The pectoral muscles -- a fan-shaped group of muscles on your upper chest -- help support and lift your breasts, and make you look better in that low-cut or collar bone-revealing dress. If you want to get strong, toned pecs, you have to do weight training exercises. Cardio will help you lose fat. If you've got some extra jiggle to get rid of, engage in 300 minutes of aerobic exercise each week to lose the fat that's hiding your toned chest. Whatever you do, don't go crazy with the pec exercises; three times per week is enough to see results while avoiding injury from overtraining.
Tone and lift your chest muscles, or pecs, with chest presses. You can do these at the gym with a chest press machine or at home with dumbbells. Lie on the floor or with your back on a stability ball and feet planted on the floor. Hold a dumbbell in each hand while positioning the weights just above your breasts. Use your chest muscles as you push the weights up above you until your arms are fully extended. Lower the dumbbells with control, focusing on letting your pecs power the movement. Do 10 to 12 reps. When the weights start feeling lighter, it's time to begin using heavier weights.
Single-Arm Chest Fly
Work one side of your chest at a time with single-arm chest flyes. Lie on a stability ball or on the floor, while holding a dumbbell in your left hand. Place your right hand on your right hip to stabilize your body during the exercise. Extend your left arm up above you, and then lower it down to your side while keeping a soft bend in your elbow. Lift the weight back above your chest to complete one rep. Perform 10 reps on each side.

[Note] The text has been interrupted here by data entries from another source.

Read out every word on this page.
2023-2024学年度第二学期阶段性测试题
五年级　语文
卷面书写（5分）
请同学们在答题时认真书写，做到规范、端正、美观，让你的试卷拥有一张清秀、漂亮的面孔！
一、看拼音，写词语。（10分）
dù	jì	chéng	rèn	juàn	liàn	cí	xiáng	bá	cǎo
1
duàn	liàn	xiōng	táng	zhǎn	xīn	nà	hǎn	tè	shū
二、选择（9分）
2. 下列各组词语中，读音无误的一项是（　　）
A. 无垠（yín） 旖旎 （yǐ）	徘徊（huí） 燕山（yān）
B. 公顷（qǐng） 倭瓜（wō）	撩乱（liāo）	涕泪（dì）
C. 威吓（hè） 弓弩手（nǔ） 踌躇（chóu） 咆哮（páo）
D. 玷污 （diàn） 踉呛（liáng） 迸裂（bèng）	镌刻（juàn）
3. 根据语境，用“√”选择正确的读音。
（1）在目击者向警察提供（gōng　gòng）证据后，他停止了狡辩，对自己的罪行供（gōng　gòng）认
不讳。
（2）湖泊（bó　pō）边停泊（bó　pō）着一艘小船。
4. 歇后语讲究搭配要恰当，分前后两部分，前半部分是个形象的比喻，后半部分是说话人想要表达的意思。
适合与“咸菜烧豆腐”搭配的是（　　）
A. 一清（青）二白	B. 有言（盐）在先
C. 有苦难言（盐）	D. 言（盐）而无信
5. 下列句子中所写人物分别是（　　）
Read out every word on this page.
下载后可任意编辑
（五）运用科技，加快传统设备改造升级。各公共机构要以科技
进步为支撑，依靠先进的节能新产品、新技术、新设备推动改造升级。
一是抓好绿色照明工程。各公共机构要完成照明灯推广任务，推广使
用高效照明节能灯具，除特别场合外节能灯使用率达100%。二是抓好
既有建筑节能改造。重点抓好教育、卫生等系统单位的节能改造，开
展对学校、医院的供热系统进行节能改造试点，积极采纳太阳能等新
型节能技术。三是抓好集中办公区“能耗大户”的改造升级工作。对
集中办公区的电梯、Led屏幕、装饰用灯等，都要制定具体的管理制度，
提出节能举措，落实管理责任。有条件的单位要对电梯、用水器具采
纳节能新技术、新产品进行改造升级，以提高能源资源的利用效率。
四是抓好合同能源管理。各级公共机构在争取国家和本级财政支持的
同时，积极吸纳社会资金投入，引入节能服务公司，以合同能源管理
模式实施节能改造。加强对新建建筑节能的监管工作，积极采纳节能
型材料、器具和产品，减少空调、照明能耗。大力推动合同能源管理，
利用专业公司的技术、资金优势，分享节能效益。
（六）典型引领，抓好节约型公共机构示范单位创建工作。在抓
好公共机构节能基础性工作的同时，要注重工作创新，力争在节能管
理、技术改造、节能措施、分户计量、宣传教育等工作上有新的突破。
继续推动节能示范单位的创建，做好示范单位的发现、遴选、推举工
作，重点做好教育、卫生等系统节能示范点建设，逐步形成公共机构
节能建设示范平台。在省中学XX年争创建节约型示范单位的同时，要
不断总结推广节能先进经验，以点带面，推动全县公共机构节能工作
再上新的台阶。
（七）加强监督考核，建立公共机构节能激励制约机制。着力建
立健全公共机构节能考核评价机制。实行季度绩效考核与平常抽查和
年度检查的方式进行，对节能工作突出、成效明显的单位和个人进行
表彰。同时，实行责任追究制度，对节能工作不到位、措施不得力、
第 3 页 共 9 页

Stand in front of a cable weight machine at your gym while holding a cable handle in each hand. Position your arms out to your sides at chest level. Place one foot in front of the other in a split-stance, while leaning forward about 20 degrees. Use your chest muscles as you draw your arms in until they're fully extended in front of you with your hands together. With control, slowly bring them back to the starting position. Do 10 to 12 cable flyers to tighten and tone your pecs.
Dumbbell rows are a simple exercise you can do just about anywhere-- at home, work or the gym. Stand with your feet hip-width apart while holding a dumbbell in each hand. Bend your upper body forward approximately 45 degrees, and bring your elbows up to your sides. Pull the weights up and back as you try to touch your shoulder blades together. Lower the weights to complete one rep. Perform dumbbell rows for one minute to tone your chest.